Working on Poolbeg Chimneys

Steeplejack on ringsend chimneys pg 36

Brian Segar was a seaman in The Royal Navy. While in training school at just seventeen, he was the quickest of 200 boys to climb to the top of the mast on ship, so it really is no surprise that after he left the Navy he became a steeplejack.

When I first met Brian and asked him about working on the chimneys he recited such encyclopaedic detail that I felt as if he must have been reading a maintenance report on the chimneys, but every job Brian worked on was unique and left its own story with him.

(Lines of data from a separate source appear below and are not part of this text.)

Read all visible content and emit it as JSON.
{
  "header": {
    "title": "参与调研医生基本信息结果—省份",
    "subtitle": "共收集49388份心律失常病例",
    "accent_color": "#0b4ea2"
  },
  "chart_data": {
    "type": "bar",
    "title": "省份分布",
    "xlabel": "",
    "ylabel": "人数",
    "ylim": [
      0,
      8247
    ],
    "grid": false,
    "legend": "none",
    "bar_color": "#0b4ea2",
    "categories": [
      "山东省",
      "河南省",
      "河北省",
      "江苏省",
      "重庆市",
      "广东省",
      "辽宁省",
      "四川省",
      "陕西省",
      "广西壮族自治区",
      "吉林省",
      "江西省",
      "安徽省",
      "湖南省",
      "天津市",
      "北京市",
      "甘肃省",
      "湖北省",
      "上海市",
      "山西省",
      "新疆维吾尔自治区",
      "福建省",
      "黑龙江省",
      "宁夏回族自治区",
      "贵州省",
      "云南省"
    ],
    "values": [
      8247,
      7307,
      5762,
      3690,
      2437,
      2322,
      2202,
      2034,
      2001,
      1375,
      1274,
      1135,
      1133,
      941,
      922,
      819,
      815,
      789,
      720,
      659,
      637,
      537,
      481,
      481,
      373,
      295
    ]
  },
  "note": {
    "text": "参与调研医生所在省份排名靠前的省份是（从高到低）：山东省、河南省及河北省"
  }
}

“I remember the first time I encountered the power station chimneys at Ringsend – number 1 and number 2 chimneys are 650 foot in height, the diameter is 15 feet at the top and 30 feet at the bottom. Maintenance to these chimneys was carried out by steeplejacks who erected internal rigs and assembly systems with alpha 500 climbers. These are designed to climb 9.5mm wires which were suspended from beams that span the top of the chimneys. This allowed us access to demolish and rebuild sets of lining that were damaged during the running of the chimneys.”

Brian took part in the maintenance of both chimneys since 1991, first of all with Finn Steeplejacks and in later years with J Rainey and Company Steeplejacks. He told me they were built by Tileman from the UK who were well known in England for building refinery chimneys – they were industrial concrete chimney builders. They used a system called slip form which involved a circle shape of shuttering. Poured concrete went into that circle shape, then, when that dried, the circle of shuttering would be moved upwards and more concrete poured in, so the chimney grew from the ground up, one piece of concentric cement on top of another.

Brian is well travelled and showed me a video of him climbing the weather vane in Killarney Cathedral, truly a job for someone who climbed rigging for years. As our conversation comes to an end he jokingly tells me how on occasion, for a few glasses of rum, he would dive from the mast of a ship into the Mediterranean Sea.